Die Geschichte beginnt mit einer Reise. Über Land. Genauer gesagt über die Autobahn nach Masuren, in jenes unscharf definierte Gebiet, das als Teil von Ostpreußen im Mittelalter unter der Hoheit des Deutschen Ordens stand und später von den Lutheranern vereinnahmt wurde. Nach dem Ende des Zweiten Weltkriegs gehört das mit martialischer Geschichte und merkwürdigen Geschichten aufgeladene Seengebiet zu Polen. Kuba, seinem Dorf eigentlich entwachsen, trug es Zeit seines Lebens in sich wie in seiner Kindheit den eigenen Zwilling im Bauch. Auch das ist eine merkwürdige Geschichte. Irgendwann in den Achtzigern floh Kuba aus Polen und verlor auf der Flucht über den Dadajsee seine geliebte Marta. Sie ertrank. Auch sie trug etwas in sich. Das gemeinsame Kind.
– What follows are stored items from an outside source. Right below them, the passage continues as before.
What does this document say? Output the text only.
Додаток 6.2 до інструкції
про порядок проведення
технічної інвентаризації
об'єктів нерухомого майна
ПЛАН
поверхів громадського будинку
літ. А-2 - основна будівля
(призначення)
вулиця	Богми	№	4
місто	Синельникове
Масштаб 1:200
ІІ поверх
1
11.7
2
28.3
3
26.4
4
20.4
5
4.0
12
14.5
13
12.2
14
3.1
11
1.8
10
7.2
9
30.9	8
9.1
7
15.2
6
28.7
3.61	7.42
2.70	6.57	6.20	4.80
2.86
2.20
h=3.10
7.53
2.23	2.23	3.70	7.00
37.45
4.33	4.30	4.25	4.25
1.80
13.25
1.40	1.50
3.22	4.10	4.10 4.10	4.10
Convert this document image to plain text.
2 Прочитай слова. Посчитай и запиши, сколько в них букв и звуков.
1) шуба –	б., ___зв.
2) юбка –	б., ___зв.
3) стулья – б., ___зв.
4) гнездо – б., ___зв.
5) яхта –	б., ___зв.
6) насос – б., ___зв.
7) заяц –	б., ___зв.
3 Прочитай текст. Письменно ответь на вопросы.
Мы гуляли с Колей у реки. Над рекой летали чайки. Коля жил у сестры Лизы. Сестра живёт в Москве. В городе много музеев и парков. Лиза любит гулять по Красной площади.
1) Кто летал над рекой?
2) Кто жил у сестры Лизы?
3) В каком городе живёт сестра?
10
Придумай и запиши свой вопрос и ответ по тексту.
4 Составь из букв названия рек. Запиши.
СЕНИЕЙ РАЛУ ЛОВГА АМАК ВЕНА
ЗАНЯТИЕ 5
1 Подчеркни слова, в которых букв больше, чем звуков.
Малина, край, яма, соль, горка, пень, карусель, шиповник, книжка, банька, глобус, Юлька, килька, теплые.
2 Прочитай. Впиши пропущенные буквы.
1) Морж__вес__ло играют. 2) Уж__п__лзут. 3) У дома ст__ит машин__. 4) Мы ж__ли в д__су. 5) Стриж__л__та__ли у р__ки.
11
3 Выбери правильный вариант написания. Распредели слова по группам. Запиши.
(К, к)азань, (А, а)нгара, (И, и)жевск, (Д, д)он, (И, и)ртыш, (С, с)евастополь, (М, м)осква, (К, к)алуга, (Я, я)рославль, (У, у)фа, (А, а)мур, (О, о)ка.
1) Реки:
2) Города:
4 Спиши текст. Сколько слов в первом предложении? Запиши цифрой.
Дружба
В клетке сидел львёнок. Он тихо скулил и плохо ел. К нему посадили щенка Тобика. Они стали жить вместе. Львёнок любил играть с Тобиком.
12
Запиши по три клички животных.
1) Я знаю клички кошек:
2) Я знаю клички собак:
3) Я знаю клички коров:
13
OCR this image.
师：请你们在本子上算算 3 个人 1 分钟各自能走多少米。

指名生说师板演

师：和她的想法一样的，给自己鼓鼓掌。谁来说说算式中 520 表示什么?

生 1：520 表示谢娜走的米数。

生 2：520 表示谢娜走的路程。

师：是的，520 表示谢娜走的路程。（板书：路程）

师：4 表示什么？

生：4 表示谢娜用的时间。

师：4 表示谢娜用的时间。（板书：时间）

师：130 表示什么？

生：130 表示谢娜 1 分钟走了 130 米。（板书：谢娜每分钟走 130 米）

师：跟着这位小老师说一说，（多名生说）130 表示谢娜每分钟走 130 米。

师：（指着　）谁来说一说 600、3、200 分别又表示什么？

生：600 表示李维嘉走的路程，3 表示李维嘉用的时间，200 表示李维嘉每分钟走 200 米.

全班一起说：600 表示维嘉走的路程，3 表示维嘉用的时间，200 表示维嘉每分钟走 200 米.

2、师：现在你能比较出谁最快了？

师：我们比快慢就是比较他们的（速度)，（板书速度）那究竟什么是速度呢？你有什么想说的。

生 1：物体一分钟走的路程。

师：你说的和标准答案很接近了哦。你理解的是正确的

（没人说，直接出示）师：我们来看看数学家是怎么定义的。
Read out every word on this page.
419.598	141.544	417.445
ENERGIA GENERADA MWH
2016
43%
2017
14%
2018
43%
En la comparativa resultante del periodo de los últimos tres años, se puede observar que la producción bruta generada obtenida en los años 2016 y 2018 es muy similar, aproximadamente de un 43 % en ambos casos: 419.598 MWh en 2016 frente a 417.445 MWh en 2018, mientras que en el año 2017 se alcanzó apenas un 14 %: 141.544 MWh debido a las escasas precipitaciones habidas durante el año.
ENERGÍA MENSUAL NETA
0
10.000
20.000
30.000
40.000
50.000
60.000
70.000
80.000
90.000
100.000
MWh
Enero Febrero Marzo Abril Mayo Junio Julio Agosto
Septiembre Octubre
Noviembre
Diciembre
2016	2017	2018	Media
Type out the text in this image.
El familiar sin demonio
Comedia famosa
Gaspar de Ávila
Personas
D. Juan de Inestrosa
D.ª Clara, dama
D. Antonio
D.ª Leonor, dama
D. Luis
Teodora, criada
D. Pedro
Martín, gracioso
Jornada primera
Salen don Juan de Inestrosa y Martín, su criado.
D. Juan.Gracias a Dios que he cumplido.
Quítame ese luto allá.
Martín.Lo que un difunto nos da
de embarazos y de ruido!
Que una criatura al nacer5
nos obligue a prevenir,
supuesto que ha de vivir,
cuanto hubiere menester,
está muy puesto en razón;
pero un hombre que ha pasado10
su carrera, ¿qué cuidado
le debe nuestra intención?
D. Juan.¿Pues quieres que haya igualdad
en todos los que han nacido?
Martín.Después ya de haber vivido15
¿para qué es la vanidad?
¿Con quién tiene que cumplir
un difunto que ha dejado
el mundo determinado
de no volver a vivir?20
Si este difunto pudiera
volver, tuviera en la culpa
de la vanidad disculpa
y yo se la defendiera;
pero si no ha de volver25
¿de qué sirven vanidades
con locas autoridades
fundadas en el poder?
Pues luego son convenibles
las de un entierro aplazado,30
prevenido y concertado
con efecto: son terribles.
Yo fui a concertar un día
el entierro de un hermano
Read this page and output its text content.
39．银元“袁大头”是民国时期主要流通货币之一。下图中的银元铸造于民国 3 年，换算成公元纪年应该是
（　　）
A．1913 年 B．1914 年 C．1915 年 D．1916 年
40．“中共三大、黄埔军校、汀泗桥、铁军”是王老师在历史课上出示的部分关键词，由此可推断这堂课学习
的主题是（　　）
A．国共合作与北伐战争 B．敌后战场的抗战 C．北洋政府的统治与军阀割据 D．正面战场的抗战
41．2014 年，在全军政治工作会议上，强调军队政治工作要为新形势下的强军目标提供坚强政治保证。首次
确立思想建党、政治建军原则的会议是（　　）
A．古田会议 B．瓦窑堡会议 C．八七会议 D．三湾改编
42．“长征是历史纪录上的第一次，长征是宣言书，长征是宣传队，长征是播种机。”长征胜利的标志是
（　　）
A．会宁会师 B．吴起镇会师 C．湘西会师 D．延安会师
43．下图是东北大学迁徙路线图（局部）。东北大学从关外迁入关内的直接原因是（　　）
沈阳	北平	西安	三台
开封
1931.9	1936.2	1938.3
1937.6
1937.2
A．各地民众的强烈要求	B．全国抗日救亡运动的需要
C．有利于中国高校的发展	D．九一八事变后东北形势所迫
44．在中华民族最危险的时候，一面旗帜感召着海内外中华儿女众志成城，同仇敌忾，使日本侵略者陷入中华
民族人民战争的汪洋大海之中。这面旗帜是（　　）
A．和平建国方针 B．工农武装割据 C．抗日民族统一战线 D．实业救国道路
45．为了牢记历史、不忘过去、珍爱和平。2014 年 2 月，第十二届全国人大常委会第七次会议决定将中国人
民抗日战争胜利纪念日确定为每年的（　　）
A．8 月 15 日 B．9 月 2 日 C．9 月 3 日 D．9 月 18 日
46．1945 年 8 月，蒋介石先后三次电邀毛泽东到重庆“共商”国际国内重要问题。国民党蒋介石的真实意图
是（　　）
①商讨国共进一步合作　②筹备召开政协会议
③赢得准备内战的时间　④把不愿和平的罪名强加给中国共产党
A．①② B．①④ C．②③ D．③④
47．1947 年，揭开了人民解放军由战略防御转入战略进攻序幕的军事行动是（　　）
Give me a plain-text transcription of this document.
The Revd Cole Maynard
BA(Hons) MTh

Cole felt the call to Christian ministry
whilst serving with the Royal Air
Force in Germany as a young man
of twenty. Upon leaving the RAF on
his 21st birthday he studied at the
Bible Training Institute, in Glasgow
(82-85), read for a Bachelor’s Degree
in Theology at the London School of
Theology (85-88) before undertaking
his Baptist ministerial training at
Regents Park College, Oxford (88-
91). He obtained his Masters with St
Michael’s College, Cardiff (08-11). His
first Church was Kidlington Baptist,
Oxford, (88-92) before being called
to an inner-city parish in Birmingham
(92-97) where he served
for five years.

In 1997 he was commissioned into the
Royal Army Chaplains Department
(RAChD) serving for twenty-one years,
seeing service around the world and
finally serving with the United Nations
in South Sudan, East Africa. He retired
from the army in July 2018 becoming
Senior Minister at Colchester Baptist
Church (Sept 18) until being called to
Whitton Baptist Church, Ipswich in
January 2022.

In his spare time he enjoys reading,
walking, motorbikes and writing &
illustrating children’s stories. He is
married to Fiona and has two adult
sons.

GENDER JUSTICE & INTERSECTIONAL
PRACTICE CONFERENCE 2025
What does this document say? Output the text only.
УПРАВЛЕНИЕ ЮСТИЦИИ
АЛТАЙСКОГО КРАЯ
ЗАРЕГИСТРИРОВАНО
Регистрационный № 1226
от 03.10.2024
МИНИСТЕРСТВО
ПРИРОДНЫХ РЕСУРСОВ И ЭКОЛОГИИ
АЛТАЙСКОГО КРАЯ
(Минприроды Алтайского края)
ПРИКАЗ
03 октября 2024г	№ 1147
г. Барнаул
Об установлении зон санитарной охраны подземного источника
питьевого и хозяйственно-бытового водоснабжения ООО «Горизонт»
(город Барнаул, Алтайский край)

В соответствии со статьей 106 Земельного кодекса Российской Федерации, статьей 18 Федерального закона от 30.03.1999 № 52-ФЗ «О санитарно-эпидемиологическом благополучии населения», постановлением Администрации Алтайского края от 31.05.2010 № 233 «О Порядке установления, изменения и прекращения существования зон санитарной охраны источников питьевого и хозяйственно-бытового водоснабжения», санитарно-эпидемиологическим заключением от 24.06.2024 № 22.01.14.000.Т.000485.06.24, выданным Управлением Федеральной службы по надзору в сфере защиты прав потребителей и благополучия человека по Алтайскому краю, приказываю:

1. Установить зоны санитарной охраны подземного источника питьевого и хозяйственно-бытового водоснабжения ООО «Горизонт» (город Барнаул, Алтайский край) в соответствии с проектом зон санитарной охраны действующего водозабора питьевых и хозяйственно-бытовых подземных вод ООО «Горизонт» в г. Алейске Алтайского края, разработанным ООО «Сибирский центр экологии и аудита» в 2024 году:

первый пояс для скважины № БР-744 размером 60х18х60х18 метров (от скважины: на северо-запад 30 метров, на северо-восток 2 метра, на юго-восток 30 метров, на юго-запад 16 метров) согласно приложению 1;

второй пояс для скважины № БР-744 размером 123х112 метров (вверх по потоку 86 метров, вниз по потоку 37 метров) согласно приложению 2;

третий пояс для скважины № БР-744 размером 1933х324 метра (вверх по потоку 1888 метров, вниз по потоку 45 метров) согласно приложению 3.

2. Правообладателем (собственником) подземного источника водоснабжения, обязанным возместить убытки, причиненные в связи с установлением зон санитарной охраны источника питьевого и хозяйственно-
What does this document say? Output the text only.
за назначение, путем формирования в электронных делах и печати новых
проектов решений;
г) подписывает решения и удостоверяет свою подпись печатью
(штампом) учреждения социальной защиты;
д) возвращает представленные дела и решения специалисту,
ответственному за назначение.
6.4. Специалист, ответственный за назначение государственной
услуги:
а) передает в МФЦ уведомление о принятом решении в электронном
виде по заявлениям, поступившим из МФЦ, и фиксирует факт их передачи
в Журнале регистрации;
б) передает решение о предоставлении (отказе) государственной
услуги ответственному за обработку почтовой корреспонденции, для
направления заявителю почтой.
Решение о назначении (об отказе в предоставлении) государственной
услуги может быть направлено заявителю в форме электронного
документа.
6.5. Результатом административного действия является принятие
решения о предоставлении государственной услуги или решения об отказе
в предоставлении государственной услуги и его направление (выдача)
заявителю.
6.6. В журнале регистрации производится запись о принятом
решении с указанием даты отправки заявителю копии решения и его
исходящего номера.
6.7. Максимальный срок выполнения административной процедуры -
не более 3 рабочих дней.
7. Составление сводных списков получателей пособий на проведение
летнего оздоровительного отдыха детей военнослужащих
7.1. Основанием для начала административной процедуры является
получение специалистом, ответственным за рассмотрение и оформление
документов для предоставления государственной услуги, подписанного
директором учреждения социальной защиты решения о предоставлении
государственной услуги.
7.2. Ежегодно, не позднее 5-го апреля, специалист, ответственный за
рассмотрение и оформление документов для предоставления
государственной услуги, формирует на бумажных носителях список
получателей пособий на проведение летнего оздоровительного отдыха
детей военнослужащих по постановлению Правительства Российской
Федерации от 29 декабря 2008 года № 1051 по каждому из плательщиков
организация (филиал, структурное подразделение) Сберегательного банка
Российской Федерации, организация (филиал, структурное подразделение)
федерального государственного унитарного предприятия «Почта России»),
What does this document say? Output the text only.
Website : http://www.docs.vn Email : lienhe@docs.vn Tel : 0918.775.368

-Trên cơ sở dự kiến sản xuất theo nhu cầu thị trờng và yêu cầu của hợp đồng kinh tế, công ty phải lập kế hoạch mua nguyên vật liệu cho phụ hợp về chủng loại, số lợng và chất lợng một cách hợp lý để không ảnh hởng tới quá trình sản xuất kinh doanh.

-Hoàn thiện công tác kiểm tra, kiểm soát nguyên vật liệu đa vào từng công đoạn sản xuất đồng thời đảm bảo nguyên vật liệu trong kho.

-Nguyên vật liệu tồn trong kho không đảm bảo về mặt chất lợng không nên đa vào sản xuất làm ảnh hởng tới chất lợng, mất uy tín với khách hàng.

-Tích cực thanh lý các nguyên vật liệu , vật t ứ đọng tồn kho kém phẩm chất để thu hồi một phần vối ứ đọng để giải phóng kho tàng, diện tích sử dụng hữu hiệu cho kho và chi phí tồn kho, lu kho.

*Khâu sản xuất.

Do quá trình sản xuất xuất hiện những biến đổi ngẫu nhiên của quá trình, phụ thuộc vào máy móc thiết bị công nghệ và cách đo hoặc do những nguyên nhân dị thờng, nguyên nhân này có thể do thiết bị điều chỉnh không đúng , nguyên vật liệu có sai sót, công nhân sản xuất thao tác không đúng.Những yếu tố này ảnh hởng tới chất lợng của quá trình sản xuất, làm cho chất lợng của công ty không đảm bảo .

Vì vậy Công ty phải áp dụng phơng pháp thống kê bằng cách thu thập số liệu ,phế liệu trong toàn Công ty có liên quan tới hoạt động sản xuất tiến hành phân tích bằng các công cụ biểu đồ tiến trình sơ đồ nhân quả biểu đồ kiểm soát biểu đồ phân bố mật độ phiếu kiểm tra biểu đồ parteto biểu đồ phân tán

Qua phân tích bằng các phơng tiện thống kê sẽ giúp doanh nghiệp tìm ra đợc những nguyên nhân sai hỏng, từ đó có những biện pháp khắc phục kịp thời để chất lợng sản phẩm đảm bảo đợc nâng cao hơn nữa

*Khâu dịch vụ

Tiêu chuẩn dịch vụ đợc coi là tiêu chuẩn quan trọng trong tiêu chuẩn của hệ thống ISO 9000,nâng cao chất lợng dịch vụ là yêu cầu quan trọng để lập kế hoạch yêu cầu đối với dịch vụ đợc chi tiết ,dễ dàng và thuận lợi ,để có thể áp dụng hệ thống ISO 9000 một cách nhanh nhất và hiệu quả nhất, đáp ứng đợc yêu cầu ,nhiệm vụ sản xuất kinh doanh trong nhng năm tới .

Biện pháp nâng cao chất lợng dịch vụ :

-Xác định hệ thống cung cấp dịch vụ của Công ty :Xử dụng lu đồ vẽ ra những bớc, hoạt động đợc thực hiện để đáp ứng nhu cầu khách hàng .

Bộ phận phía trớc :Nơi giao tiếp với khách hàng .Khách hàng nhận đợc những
Die ertrinkende Marta: mit ihr hebt die monumentale Erzählung an, noch bevor die Handlung selbst einsetzt. Es ist, als löse die Stimme der toten Geliebten Kubas Reise aus. Die Tote ruft ihn. Sie sehnt sich nach ihm. »Gestern träumte ich wieder, mein Liebster…« Weil Marta träumt, so scheint es, macht Kuba, der in Westdeutschland glücklich Assimilierte, sich auf den Weg.
Er weiß nicht, daß Marta ihn gerufen hat. Er denkt nicht einmal daran, die alten Geschichten wieder aufleben zu lassen. Er will nicht saufen, wie das die Männer seiner Heimat tun, und das Messer seines Vaters nimmt er nur mit, um es im Dadajsee zu versenken. Aber dann heißt es in der Mitte des Romans … es fiel ihm immer schwerer zu verstehen, wie er all die langen Jahre in Deutschland ohne Marta hatte leben können … er hatte den alten Kuba Dernicki in der Nacht, nachdem er Marta mit dem toten Baby auf dem Schoß begegnet war, ins Niemandsland verbannt, das sich hinter der weißen Wand der Bewußtlosigkeit befand.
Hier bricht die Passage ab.